E così il Sinai è diventata la culla di gruppi jihadisti. Uno di questi è Abm, che ha rivendicato i principali attentati degli ultimi mesi. La novità è l’alleanza tra questi movimenti con giovani beduini e contrabbandieri. Agli occhi della popolazione locale, i jihadisti sembrano gli unici ad opporsi all’emarginazione delle popolazioni beduine. E così Abm ha strumentalizzato lo scontro tra esercito e islamisti della Fratellanza, aumentando a dismisura i suoi affiliati e proseliti.

Non stupisce neppure che l’attacco di ieri sia avvenuto proprio quando le manifestazioni di piazza avrebbero potuto lasciare lo spazio a maggiore tolleranza per i movimenti, rispolverando la solita e perversa alleanza tra forze dell’Intelligence militare e i jihadisti nel Sinai. Proprio lo scorso giovedì si sono riunite in piazza Talaat Harb centinaia di donne per ricordare la rivoluzionaria e poetessa egiziana Shaimaa el-Sabbagh, uccisa il 24 gennaio dalla polizia mentre portava una rosa per i martiri di piazza Tahrir.

Le attiviste tenevano tra le mani cartelli in cui il ministro dell’Interno Mohamed Ibrahim veniva definito «assassino» e i suoi uomini «criminali». Gli organizzatori hanno deciso di indire una manifestazione di sole donne per evitare infiltrazioni di uomini in borghese che avrebbero potuto sparare sulla folla.

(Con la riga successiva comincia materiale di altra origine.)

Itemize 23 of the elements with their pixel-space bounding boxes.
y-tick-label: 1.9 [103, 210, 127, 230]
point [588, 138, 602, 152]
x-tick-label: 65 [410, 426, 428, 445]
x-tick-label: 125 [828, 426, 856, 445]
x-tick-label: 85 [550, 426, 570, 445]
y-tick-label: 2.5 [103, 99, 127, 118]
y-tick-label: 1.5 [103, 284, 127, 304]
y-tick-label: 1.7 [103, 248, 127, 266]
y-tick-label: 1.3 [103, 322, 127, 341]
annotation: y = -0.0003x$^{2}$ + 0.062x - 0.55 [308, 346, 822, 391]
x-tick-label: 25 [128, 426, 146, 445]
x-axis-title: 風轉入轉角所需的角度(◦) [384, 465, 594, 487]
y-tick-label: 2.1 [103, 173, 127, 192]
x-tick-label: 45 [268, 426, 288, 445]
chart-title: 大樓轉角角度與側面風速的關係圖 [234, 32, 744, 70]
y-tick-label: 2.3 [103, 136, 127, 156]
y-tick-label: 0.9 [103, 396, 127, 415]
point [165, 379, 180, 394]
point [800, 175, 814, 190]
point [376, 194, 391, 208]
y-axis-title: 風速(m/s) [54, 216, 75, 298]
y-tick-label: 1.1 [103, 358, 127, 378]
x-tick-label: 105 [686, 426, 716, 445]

L’attacco a Shaimaa ha provocato le rare critiche contro il ministero dell’Interno del giornalista Sayed el-Naggar sul quotidiano filo-governativo al-Ahram: «I proiettili – ha scritto – non erano il metodo di Shaimaa, ma è stata uccisa a sangue freddo dalla stessa persona che ha ucciso i martiri che lei stava andando a onorare, da chi ha infuocato i cuori e seminato il vento della violenza». Ma el-Naggar ha richiamato anche le responsabilità di al-Sisi. «Siamo tutti responsabili di vendicare la morte di Shaimaa, primo fra tutti il presidente eletto che ha l’incarico di proteggere le vite della popolazione almeno contro gli abusi di potere», ha scritto il giornalista.

La sinistra egiziana e in particolare l’Alleanza popolare socialista hanno annunciato che boicotteranno le elezioni parlamentari di marzo. Shaimaa è stata seppellita nel cimitero di Alessandria d’Egitto a pochi metri dalla tomba dell’altro simbolo delle proteste del 2011 Khaled Said, anche lui ucciso brutalmente dalla polizia.